[libvirt] Need to re-work final "peer address" patches and re-push them

Thu May 12 19:17:45 UTC 2016

On 05/12/2016 04:41 AM, Daniel P. Berrange wrote:
> On Thu, May 12, 2016 at 10:31:34AM +0200, Andrea Bolognani wrote:
>> Is there any real chance the "prefix" attribute will need to be specified
>> for the host as well? Because in that case we would clearly have to go
>> with "hostPrefix", and using "host" instead of "hostAddress" would look
>> quite ugly.
> Both IP addresses are required to be in the same subnet and thus have
> the same prefix

If 20 year old memories serve me correctly, the local and remote side of 
a point-to-point link can be on completely different networks (and the 
simple experiment I was able to do with ifconfig just now showed that it 
accepts such a setup - see below). The entire point (haha) of a 
point-to-point link is that there is only a single IP at the other end 
(unless additional routes are setup), and even ARP isn't necessary (or 
even possible on some media, e.g. PPP).

But as far as I've been able to figure out so far, it's a bit different 
when you set a peer IP address on an ethernet interface - the result of 
doing this is that the local IP is set as you'd expect, the POINTOPOINT 
flag isn't set (I haven't found any way to set this with an existing 
shell command), and the "direct" route that's added to the routing table 
is for the network of the *peer* address combined with the prefix 
(normally the direct route added for an ethernet is for the subnet 
containing the *local* address). For example, when I give this command:

   ifconfig p4p2_3 1.2.3.4 pointopoint 5.6.7.8 netmask 255.255.255.0

I end up with only a single new entry in the routing table:

Destination     Gateway         Genmask         Flags   MSS Window  irtt 
Iface
5.6.7.8         0.0.0.0         255.255.255.0 U         0 0          0 
p4p2_3
^^^^^^^^
(NOTE - *not* 1.2.3.0)

I don't have anything connected for the other end, but when I "ping 
5.6.7.8" (or "5.6.7.24"), I see ARP requests for 5.6.7.8 going out on 
p4p2_3.(If I set netmask to 255.255.255.255, it of course only ARPs for 
5.6.7.8)

So we've established that the local and peer addresses don't need to be 
on the same subnet. And since the guest-side will be seeing the 1.2.3.4 
network as peer, it *could* have a different prefix (maybe the host side 
wants to see the guest as 5.6.7.8/32 (single host), but the guest wants 
to see the host as 1.2.3.4/8). So I think Andrea has a valid point (and 
maybe this is another indicator that the address info for the two ends 
should be in separate elements; definitely it shows that the guest side 
and host side should be allowed to have different prefixes).
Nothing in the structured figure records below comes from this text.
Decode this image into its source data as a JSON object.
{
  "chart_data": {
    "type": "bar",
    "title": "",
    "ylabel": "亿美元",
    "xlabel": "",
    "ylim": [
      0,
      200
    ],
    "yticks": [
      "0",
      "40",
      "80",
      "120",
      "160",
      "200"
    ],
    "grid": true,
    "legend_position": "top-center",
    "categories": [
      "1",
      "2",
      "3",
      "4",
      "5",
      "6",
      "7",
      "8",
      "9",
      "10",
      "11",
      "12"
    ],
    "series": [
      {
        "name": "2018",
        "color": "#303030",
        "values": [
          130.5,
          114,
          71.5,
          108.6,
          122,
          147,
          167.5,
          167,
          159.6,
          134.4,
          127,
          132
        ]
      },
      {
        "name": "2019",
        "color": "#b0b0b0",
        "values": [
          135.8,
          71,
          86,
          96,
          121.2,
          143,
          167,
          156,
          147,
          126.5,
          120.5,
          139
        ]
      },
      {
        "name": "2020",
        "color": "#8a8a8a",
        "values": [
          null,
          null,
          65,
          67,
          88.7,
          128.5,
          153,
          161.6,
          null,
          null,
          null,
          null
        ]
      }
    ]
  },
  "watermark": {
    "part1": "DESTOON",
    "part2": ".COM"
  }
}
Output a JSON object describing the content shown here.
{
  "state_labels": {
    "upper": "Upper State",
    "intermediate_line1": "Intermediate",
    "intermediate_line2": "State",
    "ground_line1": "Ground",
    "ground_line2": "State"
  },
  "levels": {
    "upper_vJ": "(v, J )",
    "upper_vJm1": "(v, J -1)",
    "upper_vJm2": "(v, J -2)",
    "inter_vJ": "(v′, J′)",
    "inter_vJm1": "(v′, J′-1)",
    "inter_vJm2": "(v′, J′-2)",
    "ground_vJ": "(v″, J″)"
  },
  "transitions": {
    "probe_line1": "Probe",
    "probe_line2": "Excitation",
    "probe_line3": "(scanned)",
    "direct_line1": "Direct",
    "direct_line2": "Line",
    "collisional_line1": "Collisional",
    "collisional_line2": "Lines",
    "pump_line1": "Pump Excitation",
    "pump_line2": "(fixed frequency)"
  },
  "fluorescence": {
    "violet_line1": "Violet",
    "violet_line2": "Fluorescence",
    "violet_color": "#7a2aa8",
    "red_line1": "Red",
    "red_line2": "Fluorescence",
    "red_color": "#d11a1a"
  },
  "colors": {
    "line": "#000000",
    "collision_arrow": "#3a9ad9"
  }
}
The place where this could be most useful is on an lxc <interface 
type='ethernet'>, where libvirt is able to do the IP config for both the 
guest and the host side of the veth pair. Rather than continue to spout 
off about it, I'm going to try and do some experiments over the next few 
days (in between [life]) and see what happens. Hopefully I can get back 
to the list within a day or two with something less speculative.